An advocate for the child who allows the child to direct his or her representation becomes a voice in the courtroom and elsewhere that can educate the key players about the family’s strengths as well as its challenges. And at the end of the day it is that fully informed judge who gets to decide.

And we are continually educated and surprised by what our clients teach us. A common reaction that all of us in this field gets is: “How can you do this work? It must be so depressing!” Indeed, I suspect many of you are probably thinking that right this second. But, I must tell you, and I think Kim would agree with me on this one, our clients are great. They teach us so many things —about compassion, about forgiveness, about resilience, and hope, and grief. They make us laugh, and they make us cry. And of course there are disappointments for them and for us, and sometimes there is even tragedy. But you know, they wake us up to everything about ourselves that is human.

Students in our clinic hopefully learn not only how to interview and counsel adolescent clients, how to write, set and “Oh my God,” note a motion, how to negotiate with multiple parties from multiple disciplines, and how to argue for their client in court.They hopefully also learn how to handle complex feelings in a professionally responsible way and how to live more meaningful lives with the benefit of the wisdom that only clients like ours can give us.

It has been a wonderful opportunity to work these last six years with such great colleagues, advisory board members, community partners, and many of you are here today. And to be supported by the leadership that the Bridge family brings us in this field is an absolutely invaluable gift. And of course, it has been wonderful, now too, having CAYAC’s founding mother, Michele Storms, back in our building, and so – Hi, Michelle, thanks for coming! And she’s back with us in a wonderful capacity of doing the Gates Public Service Law Program.

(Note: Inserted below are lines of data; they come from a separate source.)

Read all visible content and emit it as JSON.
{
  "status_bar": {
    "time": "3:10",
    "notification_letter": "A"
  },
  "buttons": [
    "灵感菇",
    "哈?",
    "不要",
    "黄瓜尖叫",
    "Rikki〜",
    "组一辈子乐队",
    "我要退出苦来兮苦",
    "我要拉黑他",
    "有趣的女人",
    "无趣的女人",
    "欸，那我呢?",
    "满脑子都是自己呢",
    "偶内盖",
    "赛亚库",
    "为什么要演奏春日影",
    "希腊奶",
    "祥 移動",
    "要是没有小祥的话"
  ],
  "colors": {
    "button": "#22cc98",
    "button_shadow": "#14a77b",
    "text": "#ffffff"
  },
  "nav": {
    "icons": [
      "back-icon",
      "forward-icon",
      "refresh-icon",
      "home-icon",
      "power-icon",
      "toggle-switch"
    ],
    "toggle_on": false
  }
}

We look forward to the continued growth of CAYAC from its clinical core to a broader program with an expanded curriculum, a robust research agenda of its own, and a statewide outreach through the newly created Court Improvement Training Academy (CITA) under the able, energetic – and I don’t know if you guys have met him yet, but you will if you haven’t yet – leadership of Tim Jaasko-Fisher.

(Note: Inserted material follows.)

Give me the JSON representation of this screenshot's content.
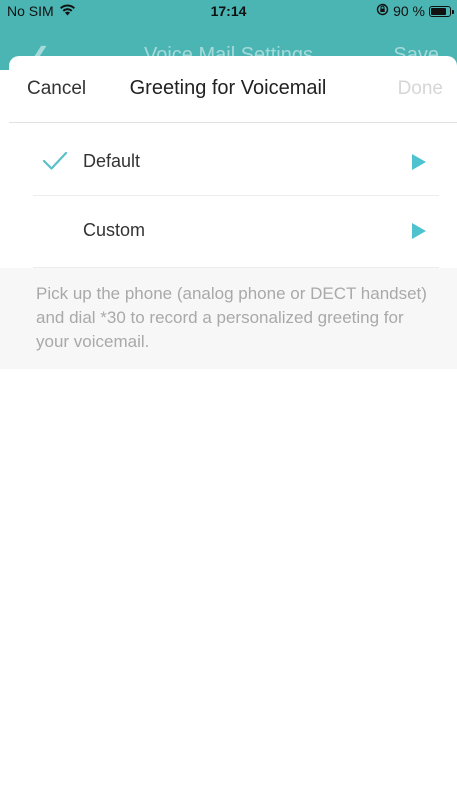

Like probably everyone in the child welfare area, there are most certainly days when I wonder about whether I have bitten off more than I can chew. And (to mix metaphors) whether all the balls are going to fall down on my head today, but I almost always am reassured myself with at least one thing that I am good at. And that is that I seem to be able to choose my friends wisely. And, you all are so great and so supportive, and I really do appreciate that, because without that support and without that skill and expertise, I know that the balls would be bouncing all around me right now.

So, thank you everyone for coming and thank you Bobbe and Jon for all of your many contributions to our law school and this exciting new gift is just, it’s really wonderful. But, please let’s go enjoy each other’s company!